When security is enabled (it is, on any real deployment), every request needs HTTP Basic auth, and what a user may do is defined by grants.

The model in one picture

flowchart TB
    subgraph user["user: billing-service"]
        g1["produce → invoices.*"]
        g2["consume → payments.*"]
    end
    user -->|"can produce"| t1[(invoices.eu)]
    user -->|"can produce"| t2[(invoices.us)]
    user -->|"can consume"| t3[(payments.captured)]
    user -.->|"403"| t4[(audit-log)]

A grant is an action plus a list of topic-name patterns:

Action Allows
produce producing to matching topics
consume consuming from and acking matching topics
create creating topics with matching names — the creator becomes that topic's owner
admin everything, including user management

Patterns are exact names or prefix wildcards: invoices.* matches invoices.eu, invoices.us, and so on.

Ownership rides on top: whoever created a topic can alter it, delete it, and manage its fan-out children — no extra grants needed. Admins can do that to any topic.

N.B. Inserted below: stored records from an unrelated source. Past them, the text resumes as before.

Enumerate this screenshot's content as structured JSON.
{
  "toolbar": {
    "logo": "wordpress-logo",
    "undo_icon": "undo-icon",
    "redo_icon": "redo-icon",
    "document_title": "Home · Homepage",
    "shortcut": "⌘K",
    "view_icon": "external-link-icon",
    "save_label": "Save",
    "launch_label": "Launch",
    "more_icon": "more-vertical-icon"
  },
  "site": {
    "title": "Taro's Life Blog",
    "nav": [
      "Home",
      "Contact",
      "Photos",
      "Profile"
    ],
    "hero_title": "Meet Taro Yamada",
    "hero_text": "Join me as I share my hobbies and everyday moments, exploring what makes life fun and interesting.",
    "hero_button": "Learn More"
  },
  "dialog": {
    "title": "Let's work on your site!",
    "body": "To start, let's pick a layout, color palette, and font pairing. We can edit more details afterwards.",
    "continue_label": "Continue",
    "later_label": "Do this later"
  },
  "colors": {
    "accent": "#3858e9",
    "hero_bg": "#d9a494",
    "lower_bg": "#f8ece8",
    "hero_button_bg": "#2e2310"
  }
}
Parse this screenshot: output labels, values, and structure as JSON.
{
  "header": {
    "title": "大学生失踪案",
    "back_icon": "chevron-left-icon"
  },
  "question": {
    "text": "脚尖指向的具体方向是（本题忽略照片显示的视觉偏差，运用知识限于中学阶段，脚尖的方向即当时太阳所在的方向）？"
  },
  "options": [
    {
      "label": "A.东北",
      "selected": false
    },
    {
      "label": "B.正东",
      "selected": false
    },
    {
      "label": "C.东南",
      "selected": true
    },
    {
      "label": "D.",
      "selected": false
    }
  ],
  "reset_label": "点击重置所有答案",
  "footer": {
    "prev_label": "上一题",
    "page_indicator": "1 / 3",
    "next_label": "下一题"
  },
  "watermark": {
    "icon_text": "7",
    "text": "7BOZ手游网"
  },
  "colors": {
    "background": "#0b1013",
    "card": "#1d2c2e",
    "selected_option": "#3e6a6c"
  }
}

Managing users (admin only)

# create a user
curl -u $ADMIN -X POST $NARAD/v1/users \
  -H "Content-Type: application/json" \
  -d '{
    "username": "billing-service",
    "password": "a-strong-secret",
    "grants": [
      {"action": "produce", "patterns": ["invoices.*"]},
      {"action": "consume", "patterns": ["payments.*"]}
    ]
  }'

curl -u $ADMIN $NARAD/v1/users                       # list
curl -u $ADMIN $NARAD/v1/users/billing-service        # inspect
curl -u $ADMIN -X PUT $NARAD/v1/users/billing-service/grants \
  -d '{"grants": [{"action": "produce", "patterns": ["invoices.*", "receipts.*"]}]}'
curl -u $ADMIN -X DELETE $NARAD/v1/users/billing-service

Two rules that keep the system honest:

  • No privilege escalation: you can never grant another user more than you hold yourself.
  • Users can change their own password (PUT /v1/users/{name}/password with current_password); admins can reset anyone's without it.

Practical advice

  • One user per service, scoped to exactly the topics it touches. produce and consume are separate on purpose — a producer that can't drain its own topic is a feature.
  • Reserve admin for humans and deployment tooling.
  • The root admin is seeded at cluster startup from the operator's secret; treat its credentials like any other root credential.